Here are a few ideas for Affiliates

  • Identify synonyms for the categories used by content source and use them as site labels and navigation instead. You can also do this with tags.
  • Don’t take everything: look at feeds or your scraper tools and find ways to be selective without manually reviewing. If everything is the same, then you are just a copy-cat, but a little analysis will let you realize what is really valuable to your audience and get rid of a ton of duplicate pages
  • Give things an expiration: Keep your content inventory from being totally duplicate by cleaning out low-traffic, non-selling or low-margin content on a regular basis.
  • Manually optimize the most important stuff: Take the time to add your own spin to the top 10, 50 or 100 pages so that you are really adding value. If you do this quarterly, then you’ll quickly have a distinct site and viewpoint on the web.

Here are a few ideas for Retailers (or Anyone Else Syndicating Their Content)

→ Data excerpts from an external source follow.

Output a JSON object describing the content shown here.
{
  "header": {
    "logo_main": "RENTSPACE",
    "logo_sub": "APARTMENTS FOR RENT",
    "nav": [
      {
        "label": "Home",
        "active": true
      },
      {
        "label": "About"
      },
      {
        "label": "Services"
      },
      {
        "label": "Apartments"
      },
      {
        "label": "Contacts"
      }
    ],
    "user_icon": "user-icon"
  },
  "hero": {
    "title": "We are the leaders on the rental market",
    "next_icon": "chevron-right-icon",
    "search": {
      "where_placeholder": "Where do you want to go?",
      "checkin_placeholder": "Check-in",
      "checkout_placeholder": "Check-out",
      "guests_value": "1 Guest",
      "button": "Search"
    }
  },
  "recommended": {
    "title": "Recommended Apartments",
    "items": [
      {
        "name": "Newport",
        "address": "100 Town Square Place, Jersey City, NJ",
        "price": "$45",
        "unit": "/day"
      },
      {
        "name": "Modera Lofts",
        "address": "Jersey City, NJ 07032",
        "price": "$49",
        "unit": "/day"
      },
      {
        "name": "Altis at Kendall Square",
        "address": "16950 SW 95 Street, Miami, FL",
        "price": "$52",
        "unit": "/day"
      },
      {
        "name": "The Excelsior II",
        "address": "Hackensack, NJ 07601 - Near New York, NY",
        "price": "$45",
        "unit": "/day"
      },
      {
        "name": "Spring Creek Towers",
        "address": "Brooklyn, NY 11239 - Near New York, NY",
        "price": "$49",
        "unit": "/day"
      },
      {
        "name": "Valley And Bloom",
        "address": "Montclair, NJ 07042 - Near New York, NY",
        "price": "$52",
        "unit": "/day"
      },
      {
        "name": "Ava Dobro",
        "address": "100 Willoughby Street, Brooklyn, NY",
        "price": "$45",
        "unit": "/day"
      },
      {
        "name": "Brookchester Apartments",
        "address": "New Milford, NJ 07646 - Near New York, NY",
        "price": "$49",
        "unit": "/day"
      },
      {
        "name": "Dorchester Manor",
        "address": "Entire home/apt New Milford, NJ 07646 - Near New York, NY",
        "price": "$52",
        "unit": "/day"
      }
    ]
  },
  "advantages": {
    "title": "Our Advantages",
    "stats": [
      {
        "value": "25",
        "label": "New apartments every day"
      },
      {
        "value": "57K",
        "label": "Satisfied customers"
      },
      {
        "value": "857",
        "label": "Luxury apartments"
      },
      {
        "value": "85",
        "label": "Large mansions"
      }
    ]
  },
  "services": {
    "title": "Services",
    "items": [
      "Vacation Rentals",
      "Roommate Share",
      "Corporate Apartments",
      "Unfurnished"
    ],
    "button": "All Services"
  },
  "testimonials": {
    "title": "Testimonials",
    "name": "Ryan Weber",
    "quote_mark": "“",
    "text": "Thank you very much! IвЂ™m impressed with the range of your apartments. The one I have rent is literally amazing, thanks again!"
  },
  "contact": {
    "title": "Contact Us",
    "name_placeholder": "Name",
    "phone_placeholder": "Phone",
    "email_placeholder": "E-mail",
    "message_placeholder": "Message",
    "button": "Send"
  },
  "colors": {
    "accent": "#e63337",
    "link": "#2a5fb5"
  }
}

    • Add copy to every product description. You should be doing this anyway, but start now if you aren’t. It doesn’t have to be a lot: look at the description and try to add your USP, something about the solution the product provides, or something that’s missing in the description (material, brand, uses).
    • Customize product titles. You can do this programmatically for most, but you also want custom writing for top products.
    • Break big product sets into sub-categories. This is the retail equivalent of curating. If you’ve got 3,000 rugs sitting in a category called rugs, then you are not helping anyone — especially not shoppers. Instead, look at breaking products down by attributes. For the rug example, you might use size, outdoor or indoor, colors, oriental, or anything else that you think will help customers. You can do this with almost any type of product.
    • Don’t put everything in your feeds: Give affiliates the out-of-the-box content from distributors and keep your additions for yourself. That way, you know that you aren’t feeding duplicate content out that can come back and bite you in the ass.

Sinning & Grinning

Google is looking out for it’s SERPs and (maybe) it’s users. But webmasters and marketers know that these issues are not always so cut and dry. You don’t want to be found guilty of any of the content sins that Google is calling out, but that doesn’t mean you have to completely abandon the tactics. Instead, use them in moderation and put the extra effort in where appropriate.